Madame Zac pense mais ne dit pas tout haut « et la marmotte met le chocolat dans le papier d’alu ! ». Décidément, Julie est plutôt étrange ces derniers temps.

 

Elle en rigole encore lorsqu’elle referme la porte. Puis elle hume l’air et dit :

-        Bizarre, l’odeur de crotte est partie en même temps que Julie. Je me demande si elle n’avait pas fait dans sa culotte !

 

Elle ne peut évidement pas savoir que Julie a marché un peu plus tôt dans une crotte invisible et que ce n’est pas de sa faute si elle n’a rien senti puisqu’elle a le nez bouché.

 

Au même moment, Tom éternue. Bien sûr, il a pris froid en allant dehors sans son anorak. Il est resté en bas en se plaquant contre le mur de l’entrée pour éviter que sa mère ne bute contre lui. Il aurait bien voulu monter dans sa chambre mais  les marches en bois grincent à chaque pas.

 

Valérie Zac fait un tour sur elle-même pour voir s’il y a quelqu’un. Ne voyant personne, elle se dit qu’elle a rêvé.

Tom sait qu’il va de nouveau éternuer alors il se bouche le nez et prend la décision de grimper l’escalier en essayant de ne pas faire de bruit. Mais c’est impossible !

 

Valérie entend l’escalier grincer à chaque marche comme si quelqu’un était en train de le monter mais elle ne voit personne dessus !

Elle respire à fond pour se donner du courage et décide de monter à son tour.

 

Tom a juste eut le temps de prévenir son frère qu’il allait s’enfermer dans les cabinets.

Madame Zac entre dans la chambre des garçons en disant :

-        Je suis rentrée du travail. Tous c’est bien passé pour vous ?

Elle est un peu inquiète parce quelle a maintenant, comme Julie, le sentiment qu’il se passe des choses bizarres dans la maison.

-        Où est Tom ? demande-t-elle à Dany.

-        Il est aux toilettes, répond le petit.

-        Vous ne regardez pas la télévision aujourd’hui ?

-        Non, on préfère lire.

Valérie ressort de la chambre et se dirige vers les toilettes. La porte est fermée à clef et elle entend Tom éternuer à l’intérieur.

« C’est sans doute lui que j’ai entendu tout à l’heure », pense-t-elle, soulagée.

 

 

 

Comment Monsieur et Madame Zac vont-ils réagir lorsqu’ils découvriront que leur fils est invisible ?

Est-ce que Tom Zac retrouvera la lampe magique qui lui rendra son apparence ?

Qui est le vieil homme qui lui a donné la torche ?

 

Pour connaître les réponses à ces questions, revenez sur le site pour lire les prochains épisodes de Tom Zac.

 

 

 

Définitions :

Appréhension : crainte, peur

Nauséabonde : écoeurante.

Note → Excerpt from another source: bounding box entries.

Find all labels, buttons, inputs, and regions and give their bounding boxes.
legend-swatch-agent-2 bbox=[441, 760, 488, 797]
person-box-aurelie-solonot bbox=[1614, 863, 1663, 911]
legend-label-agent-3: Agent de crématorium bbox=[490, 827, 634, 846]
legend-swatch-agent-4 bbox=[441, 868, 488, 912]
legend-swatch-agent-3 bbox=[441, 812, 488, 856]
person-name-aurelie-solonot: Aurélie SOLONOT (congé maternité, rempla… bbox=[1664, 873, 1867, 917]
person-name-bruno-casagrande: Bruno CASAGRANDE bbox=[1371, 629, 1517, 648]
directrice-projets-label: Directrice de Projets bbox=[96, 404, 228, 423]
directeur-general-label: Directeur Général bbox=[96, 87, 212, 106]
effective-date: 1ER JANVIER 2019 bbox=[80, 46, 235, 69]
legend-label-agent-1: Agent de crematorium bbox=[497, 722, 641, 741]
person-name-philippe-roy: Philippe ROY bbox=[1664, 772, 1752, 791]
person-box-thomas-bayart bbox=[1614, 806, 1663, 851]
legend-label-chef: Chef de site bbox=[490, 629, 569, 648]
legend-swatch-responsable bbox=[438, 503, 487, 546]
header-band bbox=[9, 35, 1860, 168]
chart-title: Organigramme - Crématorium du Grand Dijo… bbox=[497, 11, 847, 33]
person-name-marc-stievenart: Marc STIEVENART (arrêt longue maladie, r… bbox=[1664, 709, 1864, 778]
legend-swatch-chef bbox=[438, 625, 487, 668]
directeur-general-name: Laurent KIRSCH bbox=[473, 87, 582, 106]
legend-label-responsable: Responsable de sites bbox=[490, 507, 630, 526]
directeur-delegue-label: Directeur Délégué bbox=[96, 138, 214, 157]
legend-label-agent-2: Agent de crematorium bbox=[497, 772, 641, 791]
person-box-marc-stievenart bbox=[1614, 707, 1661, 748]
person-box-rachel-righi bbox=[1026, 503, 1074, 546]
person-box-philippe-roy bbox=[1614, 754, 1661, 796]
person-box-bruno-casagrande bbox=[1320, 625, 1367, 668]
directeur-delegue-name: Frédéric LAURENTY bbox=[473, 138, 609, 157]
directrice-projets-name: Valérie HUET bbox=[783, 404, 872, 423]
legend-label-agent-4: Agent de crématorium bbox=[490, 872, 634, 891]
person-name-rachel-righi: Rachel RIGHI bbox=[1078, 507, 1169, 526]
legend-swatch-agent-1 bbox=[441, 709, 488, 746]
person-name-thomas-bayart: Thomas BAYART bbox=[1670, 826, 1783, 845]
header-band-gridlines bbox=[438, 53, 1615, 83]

Qui sent mauvais.

Picote : chatouille.

Méprise : erreur.

Réfléchi : dans le contexte, cela veut dire « renvoyé ». Le miroir a renvoyé la lumière.

Bourrade : coup de coude.

Se tenir à carreau : rester tranquille.

Gigoter : remuer vivement.

Soupçonneux : d’un air de doute. Julie pense que les garçons lui cachent quelque chose.

Abasourdi : stupéfait, étonné.

Faille : point faible. Tom est sûr que son plan va fonctionner.